People make a lot of assumptions about you; what's the biggest misconception?
A lot of people say that I spent too much money or take too much time, but that's a misconception. My last project was late about five or six months, but I've always kept my word on timelines and budget. For example, I do take three to four years to make games, but that's the plan from the start.
I take a lot of time because I create my own teasers, posters, and I work on how to create the box for sales. Japanese creators are famous for being loose with schedules, and I think people put me in that category, but it's not reality. In my case, I'm a director and a producer, so I have to stay aware of production and the budget.

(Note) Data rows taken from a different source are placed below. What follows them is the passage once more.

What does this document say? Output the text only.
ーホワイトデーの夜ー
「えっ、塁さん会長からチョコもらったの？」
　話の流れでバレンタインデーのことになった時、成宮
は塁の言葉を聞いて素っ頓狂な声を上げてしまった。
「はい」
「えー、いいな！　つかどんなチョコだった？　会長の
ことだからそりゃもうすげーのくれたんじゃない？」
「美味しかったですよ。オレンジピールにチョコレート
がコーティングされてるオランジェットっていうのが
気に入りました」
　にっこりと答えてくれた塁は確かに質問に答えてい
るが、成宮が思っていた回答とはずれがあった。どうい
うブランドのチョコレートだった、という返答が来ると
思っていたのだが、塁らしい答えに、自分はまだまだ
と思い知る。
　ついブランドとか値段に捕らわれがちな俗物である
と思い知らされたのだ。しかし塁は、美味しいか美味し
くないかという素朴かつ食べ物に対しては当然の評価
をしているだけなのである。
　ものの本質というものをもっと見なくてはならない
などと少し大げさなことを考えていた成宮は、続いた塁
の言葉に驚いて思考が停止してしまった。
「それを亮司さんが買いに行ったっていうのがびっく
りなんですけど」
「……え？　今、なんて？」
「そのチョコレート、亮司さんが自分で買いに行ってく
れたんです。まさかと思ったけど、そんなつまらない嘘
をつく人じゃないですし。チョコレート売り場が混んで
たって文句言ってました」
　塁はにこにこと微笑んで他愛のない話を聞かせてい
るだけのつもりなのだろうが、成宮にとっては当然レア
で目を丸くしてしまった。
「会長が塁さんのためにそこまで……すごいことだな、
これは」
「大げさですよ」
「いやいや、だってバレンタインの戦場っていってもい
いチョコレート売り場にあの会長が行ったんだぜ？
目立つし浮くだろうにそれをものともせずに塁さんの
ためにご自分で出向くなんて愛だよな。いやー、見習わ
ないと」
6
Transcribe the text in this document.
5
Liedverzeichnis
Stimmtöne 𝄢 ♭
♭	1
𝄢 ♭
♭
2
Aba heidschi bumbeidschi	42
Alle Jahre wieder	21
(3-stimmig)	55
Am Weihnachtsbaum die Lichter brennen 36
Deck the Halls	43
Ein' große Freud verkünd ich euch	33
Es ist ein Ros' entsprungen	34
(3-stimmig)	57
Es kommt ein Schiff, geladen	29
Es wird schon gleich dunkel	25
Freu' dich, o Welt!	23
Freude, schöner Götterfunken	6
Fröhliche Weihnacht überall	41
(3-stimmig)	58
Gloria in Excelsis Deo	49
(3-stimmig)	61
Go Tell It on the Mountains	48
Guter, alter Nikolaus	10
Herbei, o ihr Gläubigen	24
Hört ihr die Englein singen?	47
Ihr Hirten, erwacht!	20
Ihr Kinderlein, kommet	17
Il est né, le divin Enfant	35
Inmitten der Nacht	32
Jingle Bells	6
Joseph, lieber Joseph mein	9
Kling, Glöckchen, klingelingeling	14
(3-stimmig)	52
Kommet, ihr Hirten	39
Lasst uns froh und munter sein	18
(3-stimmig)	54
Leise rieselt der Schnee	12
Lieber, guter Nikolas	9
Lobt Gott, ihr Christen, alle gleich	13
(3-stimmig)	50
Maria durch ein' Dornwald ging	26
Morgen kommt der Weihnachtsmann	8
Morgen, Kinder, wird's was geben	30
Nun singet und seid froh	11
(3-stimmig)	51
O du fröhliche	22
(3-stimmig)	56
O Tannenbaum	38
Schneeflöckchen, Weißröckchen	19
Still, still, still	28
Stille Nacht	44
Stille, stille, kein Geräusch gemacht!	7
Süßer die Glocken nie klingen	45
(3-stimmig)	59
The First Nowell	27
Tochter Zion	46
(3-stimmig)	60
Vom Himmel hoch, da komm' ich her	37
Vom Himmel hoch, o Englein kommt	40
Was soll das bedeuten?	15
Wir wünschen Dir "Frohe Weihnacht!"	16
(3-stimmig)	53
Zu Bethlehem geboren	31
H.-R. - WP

Lastly, how is your beard working out?
I'm not used to it, so I think about shaving it every day. In becoming an independent and creating my own studio, I wanted to change something about my look. I've received a lot of positive comments from people outside Japan about my beard, but inside Japan, beards have a bad image. People think, "You look old, you look tired." My kids definitely don't like it.
Thank you for taking the time to chat with us today, and congratulations on your upcoming award.
Thank you. I'm really glad I can now have a decent, normal interview. It just feels so good.